Nur ein Dreier im Lotto

An Almin Mislimovic lag es nicht. Nicht nur, dass der Offensivspieler am frühen Sonntagmittag drei Tore zum Remis des Landesligisten SV Weil in Freiburg beitrug, der 25-Jährige erledigte parallel auch die gemeinhin als undankbar aufgefassten Aufgaben im Spiel gegen den Ball in zuverlässiger Manier. Wie seit Wochen schon. Mislimovic geht Wege, stellt Räume zu, scheut die zweikampfintensiven Zonen nicht. „Almin ist immer im Training, hat mit die besten Fitnesswerte bei uns“, sagt Trainer Tobias Bächle.

 

Doch im Spiel beim FC Freiburg-St. Georgen nutzten auch Mislimovics Qualitäten und sein Dreierpack nur bedingt, ein Punkt war es am Ende für die Weiler, der sich anfühlte wie ein billiger Dreier im Lotto, nachdem schon mindestens ein Vierer gesichert schien. 3:1 und 4:2 führten die Weiler, sie hatten das Spiel unter Kontrolle und gaben gegen einen biederen Gegner noch zwei Punkte aus der Hand. „Das ist wirklich schwer zu verkraften“, bewertete Bächle das Ergebnis (4:4) und schloss die Leistung mit ein. Zumindest die vor dem eigenen Tor. „Offensiv sehr gut, defensiv ganz schwach“, lautete sein Statement. „Wir machen individuelle Fehler und schenken die Tore einfach her.Wir haben die Treffer für St. Georgen selber aufgelegt.“ Zum Beispiel so: Langer Ball, Kopfball zum Gegner, Tor.

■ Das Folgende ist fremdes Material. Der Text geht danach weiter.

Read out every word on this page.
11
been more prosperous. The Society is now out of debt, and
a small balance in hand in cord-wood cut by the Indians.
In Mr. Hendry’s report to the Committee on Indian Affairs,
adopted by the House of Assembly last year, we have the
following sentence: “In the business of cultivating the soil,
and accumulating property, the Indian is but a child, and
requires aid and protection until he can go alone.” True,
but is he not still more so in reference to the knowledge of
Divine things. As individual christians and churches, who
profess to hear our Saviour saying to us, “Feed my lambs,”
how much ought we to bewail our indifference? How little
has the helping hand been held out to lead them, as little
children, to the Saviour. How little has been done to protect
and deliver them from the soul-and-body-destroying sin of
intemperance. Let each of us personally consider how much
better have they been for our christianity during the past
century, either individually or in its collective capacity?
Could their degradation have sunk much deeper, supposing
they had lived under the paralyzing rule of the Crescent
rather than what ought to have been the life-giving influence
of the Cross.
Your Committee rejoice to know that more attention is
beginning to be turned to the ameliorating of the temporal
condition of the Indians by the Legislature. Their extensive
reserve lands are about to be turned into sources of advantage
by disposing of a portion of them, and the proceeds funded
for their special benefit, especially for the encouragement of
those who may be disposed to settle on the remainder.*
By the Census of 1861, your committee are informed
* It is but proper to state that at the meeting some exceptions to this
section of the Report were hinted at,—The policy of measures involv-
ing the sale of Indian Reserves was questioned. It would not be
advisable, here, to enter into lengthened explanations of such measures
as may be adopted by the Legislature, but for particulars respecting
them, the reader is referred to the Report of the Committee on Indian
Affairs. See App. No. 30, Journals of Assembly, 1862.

Dabei hatten sie souverän begonnen. Mislimovic hatte sich vor der Pause zweimal energisch wie technisch ausgereift durchgesetzt, im Strafraum bekam er den Ball, distanzierte zwei Gegenspieler und traf ins lange Eck. Inklusive eines verwandelten Foulelfmeters stand es nach gut 30 Minuten 3:1. Mit der Einwechslung von Routinier Johannes Lienhard bekam das gegnerische Spiel allerdings eine spürbare Auffrischung. Yannik Weber erhöhte noch auf 4:2 (64.), doch ein Doppelschlag von Nicolas Greitzke rettete den Freiburgern einen Punkt im Abstiegskampf. Dass auch noch David Groß Gelb-Rot und eine Spielsperre aufgebrummt bekam (88.), passte ins Bild. Auch der Schiedsrichter hatte den Überblick verloren, denn Groß war komplett unbeteiligt. „Wir bringen unsere Gegner immer wieder ins Spiel, schaffen es nicht, souverän zu bleiben und einen Sieg nach Hause zu bringen“, sagte Bächle. Deshalb gehört der SV Weil, Stand jetzt, auch nur ins Mittelfeld der Liga. „So ist es“, sagte der Coach.